Publié à Cotonou le 8 octobre 2025, le document de la CENA trace une feuille de route rigoureuse, articulée autour de 16 étapes clés, de la préparation des listes à la proclamation des résultats. Après la réception, en juillet, des statistiques de la Liste Électorale Informatisée (LEI), le processus entre désormais dans sa phase active : Dépôt des candidatures aux législatives : du 8 au 12 novembre 2025 ; Publication des listes définitives : le 17 novembre pour les communales, et du 1er au 2 décembre 2025 pour les législatives ; Campagne électorale : du 26 décembre 2025 au 9 janvier 2026, soit quinze jours d’intense mobilisation. Nonobstant, cette courte fenêtre de campagne impose un rythme effréné aux formations politiques. Entre meetings express, stratégies de proximité et communication numérique, les partis devront redoubler d’ingéniosité pour séduire un électorat de plus en plus exigeant. De même, la CENA a dévoilé un calendrier post-scrutin serré : les résultats provisoires des législatives et les résultats définitifs des communales seront publiés dès les 12 et 13 janvier 2026, soit à peine deux jours après le vote. Une célérité qui témoigne du niveau de préparation logistique et technologique de l’institution, soucieuse de renforcer la transparence et la crédibilité du processus électoral. Mais au-delà du choc politique national, ce scrutin a une portée profondément locale et structurante. Le 10 février 2026, la CENA publiera la liste des localités où les partis vainqueurs seront habilités à désigner les chefs de village ou de quartier de ville. Cette ultime étape, souvent négligée, incarne pourtant l’un des leviers les plus concrets de l’enracinement démocratique : elle influence directement la gouvernance communautaire, la gestion des ressources locales et la représentation citoyenne à la base.
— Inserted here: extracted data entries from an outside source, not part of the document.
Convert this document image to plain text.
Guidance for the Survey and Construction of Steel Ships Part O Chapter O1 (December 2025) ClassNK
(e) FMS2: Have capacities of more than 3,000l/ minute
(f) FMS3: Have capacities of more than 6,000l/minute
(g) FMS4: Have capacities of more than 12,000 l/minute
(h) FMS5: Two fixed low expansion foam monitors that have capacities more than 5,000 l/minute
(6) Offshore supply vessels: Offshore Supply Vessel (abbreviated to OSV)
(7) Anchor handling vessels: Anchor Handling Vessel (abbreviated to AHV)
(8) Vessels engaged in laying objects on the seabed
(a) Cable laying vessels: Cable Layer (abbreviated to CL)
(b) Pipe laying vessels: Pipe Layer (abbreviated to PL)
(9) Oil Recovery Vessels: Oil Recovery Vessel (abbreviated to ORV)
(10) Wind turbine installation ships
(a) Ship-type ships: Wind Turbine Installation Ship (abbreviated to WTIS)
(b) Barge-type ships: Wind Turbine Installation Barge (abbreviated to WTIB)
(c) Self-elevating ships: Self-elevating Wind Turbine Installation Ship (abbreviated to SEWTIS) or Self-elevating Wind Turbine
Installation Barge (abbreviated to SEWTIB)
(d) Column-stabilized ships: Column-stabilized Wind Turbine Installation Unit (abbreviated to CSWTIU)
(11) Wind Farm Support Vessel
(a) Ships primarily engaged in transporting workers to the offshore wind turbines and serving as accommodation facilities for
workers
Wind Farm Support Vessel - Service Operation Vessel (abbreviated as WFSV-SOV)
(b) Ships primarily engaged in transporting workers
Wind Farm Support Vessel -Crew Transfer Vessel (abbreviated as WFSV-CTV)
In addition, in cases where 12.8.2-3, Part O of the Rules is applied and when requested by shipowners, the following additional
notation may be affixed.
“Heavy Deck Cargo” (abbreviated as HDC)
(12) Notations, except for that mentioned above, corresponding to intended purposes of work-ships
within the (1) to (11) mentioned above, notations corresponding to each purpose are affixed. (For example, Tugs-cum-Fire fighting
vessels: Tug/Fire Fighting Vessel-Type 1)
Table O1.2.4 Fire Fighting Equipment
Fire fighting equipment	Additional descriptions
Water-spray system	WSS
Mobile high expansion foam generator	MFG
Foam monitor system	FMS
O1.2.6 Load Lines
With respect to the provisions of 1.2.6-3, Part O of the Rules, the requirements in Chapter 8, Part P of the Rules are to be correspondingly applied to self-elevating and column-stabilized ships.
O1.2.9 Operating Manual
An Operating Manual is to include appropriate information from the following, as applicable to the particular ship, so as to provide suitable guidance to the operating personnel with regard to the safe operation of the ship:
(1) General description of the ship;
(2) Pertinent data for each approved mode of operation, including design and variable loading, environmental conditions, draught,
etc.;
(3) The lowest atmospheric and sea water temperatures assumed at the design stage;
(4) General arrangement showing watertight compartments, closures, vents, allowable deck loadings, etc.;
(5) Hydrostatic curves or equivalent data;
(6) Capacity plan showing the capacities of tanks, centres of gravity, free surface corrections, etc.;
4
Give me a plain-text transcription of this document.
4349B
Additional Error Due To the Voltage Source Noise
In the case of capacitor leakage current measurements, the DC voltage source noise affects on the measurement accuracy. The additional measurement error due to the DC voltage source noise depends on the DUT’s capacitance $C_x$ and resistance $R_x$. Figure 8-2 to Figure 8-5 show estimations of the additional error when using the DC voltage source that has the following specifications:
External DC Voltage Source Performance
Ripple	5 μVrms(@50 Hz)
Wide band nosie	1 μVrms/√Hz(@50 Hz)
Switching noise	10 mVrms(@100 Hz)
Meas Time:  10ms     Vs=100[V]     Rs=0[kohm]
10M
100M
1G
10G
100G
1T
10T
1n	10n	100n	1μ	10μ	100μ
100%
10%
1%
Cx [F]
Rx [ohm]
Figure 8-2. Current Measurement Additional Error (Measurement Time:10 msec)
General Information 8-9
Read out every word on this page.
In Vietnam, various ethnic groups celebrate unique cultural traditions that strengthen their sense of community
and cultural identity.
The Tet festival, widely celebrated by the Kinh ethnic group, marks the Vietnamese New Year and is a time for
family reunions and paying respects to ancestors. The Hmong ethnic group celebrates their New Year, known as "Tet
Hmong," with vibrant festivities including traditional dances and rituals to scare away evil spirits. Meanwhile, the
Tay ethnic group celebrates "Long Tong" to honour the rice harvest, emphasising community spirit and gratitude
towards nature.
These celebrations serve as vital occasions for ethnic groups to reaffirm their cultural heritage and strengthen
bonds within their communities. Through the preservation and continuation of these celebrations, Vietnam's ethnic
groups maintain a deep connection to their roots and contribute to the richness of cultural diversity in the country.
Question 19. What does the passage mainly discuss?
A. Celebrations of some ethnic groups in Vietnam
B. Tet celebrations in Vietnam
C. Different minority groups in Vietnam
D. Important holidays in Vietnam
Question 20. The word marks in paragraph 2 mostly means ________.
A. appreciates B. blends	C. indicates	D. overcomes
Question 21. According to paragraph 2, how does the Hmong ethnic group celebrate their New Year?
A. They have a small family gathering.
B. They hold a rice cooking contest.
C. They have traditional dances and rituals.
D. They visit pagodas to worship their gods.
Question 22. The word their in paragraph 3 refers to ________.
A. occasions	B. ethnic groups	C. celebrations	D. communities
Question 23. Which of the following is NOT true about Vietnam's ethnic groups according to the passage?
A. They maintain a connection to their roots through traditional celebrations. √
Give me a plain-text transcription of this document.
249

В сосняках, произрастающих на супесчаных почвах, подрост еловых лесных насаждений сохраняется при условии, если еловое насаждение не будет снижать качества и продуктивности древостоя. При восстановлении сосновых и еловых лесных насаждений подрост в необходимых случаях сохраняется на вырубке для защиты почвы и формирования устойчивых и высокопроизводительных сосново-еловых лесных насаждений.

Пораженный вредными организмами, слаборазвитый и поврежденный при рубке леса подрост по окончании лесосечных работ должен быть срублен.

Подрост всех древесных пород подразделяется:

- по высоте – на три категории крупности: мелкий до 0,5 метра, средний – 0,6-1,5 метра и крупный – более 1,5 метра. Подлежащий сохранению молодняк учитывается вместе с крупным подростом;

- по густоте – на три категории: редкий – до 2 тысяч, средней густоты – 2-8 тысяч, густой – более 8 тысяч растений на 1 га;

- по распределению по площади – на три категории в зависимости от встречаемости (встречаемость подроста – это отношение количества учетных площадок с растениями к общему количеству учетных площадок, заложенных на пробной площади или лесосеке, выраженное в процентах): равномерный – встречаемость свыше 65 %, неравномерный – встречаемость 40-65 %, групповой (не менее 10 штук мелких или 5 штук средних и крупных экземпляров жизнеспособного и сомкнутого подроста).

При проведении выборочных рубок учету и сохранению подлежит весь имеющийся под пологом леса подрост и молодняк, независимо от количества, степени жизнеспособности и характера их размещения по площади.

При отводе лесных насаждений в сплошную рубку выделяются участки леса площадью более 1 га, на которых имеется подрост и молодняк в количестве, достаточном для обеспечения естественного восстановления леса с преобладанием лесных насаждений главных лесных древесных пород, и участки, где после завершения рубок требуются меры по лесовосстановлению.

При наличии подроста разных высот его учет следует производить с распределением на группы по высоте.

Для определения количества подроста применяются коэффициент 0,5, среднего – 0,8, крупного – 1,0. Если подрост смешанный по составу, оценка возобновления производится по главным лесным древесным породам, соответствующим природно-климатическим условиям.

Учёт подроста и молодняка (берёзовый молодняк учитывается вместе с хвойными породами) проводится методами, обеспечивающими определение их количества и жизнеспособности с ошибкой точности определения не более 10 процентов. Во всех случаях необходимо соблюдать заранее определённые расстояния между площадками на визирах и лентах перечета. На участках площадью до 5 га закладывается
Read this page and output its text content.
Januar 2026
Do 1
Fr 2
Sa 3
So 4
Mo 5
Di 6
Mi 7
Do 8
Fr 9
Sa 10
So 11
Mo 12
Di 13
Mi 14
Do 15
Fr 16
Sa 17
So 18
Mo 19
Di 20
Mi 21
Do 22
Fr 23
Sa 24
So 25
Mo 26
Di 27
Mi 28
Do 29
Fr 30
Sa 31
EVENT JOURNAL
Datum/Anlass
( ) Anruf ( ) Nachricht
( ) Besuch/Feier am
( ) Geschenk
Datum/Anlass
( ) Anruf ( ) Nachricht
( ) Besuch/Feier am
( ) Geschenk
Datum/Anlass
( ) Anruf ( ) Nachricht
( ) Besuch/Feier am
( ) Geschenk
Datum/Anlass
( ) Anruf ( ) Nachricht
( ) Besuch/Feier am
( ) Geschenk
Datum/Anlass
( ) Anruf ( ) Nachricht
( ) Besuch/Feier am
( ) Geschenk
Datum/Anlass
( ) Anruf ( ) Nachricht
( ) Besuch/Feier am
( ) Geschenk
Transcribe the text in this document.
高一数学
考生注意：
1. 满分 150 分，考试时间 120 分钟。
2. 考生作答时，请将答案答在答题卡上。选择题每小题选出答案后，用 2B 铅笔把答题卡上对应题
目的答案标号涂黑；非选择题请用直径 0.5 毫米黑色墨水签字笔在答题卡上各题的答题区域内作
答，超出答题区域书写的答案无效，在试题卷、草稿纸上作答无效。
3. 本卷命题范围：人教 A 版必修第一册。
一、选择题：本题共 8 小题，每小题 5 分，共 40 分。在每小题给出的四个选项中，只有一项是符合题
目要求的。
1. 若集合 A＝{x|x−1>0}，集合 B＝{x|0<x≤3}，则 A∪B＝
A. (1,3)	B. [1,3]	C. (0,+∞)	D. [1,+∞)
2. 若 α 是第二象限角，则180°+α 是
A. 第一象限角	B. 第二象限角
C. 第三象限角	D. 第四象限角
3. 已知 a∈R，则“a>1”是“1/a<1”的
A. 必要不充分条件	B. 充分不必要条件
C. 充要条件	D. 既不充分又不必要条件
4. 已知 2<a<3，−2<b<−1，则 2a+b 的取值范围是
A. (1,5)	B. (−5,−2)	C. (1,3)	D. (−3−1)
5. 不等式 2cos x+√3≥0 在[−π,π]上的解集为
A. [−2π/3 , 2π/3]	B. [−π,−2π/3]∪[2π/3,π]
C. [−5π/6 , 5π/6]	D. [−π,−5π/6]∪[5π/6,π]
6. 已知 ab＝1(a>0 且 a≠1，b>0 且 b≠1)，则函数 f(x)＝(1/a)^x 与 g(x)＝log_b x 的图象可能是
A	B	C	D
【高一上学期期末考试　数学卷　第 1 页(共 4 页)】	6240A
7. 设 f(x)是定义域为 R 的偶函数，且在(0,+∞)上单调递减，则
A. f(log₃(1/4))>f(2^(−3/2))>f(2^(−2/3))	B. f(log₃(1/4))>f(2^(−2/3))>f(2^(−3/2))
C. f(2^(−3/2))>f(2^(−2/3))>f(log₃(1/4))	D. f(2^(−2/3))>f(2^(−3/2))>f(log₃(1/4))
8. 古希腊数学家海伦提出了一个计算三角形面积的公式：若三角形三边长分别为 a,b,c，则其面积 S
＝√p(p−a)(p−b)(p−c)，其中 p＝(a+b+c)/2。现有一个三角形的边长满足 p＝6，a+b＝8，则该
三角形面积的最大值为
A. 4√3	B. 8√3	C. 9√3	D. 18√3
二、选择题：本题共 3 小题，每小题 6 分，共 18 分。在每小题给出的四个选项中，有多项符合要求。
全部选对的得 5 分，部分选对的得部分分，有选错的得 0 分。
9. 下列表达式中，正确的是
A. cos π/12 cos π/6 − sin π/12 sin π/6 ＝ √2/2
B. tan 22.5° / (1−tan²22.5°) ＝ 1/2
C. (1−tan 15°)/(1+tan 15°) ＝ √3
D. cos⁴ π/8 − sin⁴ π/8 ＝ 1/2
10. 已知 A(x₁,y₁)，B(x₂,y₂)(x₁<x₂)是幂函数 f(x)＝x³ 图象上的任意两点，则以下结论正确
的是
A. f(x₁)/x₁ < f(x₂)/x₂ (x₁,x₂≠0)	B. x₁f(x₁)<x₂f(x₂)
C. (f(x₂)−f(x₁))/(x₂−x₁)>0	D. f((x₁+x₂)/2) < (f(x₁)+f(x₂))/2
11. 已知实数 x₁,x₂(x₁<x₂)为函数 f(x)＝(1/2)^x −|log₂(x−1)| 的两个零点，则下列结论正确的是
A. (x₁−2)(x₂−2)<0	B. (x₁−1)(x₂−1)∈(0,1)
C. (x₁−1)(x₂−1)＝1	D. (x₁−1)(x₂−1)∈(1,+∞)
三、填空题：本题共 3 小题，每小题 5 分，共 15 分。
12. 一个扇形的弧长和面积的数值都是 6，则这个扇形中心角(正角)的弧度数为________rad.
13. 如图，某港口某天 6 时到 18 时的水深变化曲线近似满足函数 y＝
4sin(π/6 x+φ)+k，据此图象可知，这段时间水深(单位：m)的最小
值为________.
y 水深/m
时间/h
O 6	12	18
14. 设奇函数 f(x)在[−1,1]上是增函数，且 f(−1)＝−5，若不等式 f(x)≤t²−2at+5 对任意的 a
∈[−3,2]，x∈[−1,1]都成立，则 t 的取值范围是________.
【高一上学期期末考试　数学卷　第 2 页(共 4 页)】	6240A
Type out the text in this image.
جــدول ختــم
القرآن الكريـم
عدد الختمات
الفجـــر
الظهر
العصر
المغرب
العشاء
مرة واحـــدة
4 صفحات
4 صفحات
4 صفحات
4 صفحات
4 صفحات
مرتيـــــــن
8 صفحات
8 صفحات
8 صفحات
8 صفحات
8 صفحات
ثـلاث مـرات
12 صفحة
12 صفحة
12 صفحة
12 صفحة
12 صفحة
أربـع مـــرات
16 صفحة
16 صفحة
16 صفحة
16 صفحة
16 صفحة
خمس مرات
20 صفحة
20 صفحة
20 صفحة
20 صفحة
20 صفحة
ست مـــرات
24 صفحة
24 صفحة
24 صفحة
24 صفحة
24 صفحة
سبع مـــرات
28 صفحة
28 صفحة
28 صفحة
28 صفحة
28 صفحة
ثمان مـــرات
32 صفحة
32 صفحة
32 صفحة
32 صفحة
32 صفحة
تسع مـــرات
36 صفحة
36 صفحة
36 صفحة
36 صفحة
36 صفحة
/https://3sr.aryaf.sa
Jamais le Bénin n’avait organisé deux scrutins d’une telle ampleur le même jour. Ce couplage inédit constitue un test grandeur nature pour les institutions électorales, les partis politiques et la société civile. Il s’agit non seulement d’un exercice de démocratie participative, mais aussi d’un défi logistique colossal, mobilisant des milliers d’agents électoraux, des observateurs nationaux et internationaux, et tous les corps de contrôle du processus électoral. Le 11 janvier 2026 s’annonce donc comme le “jour de vérité” pour la nation béninoise, un moment de choix collectif qui redéfinira les équilibres politiques, du Parlement aux conseils communaux, en passant par chaque village et chaque quartier.
Alors que la sous-région ouest-africaine fait face à de multiples crises politiques, le Bénin entend une fois de plus confirmer sa réputation de modèle démocratique. Entre attentes populaires, enjeux de gouvernance locale et bataille parlementaire, le double scrutin du 11 janvier 2026 marquera, à n’en point douter, une nouvelle page de l’histoire électorale du pays. Un dimanche qui pourrait bien, selon les observateurs, redessiner durablement le visage politique du Bénin.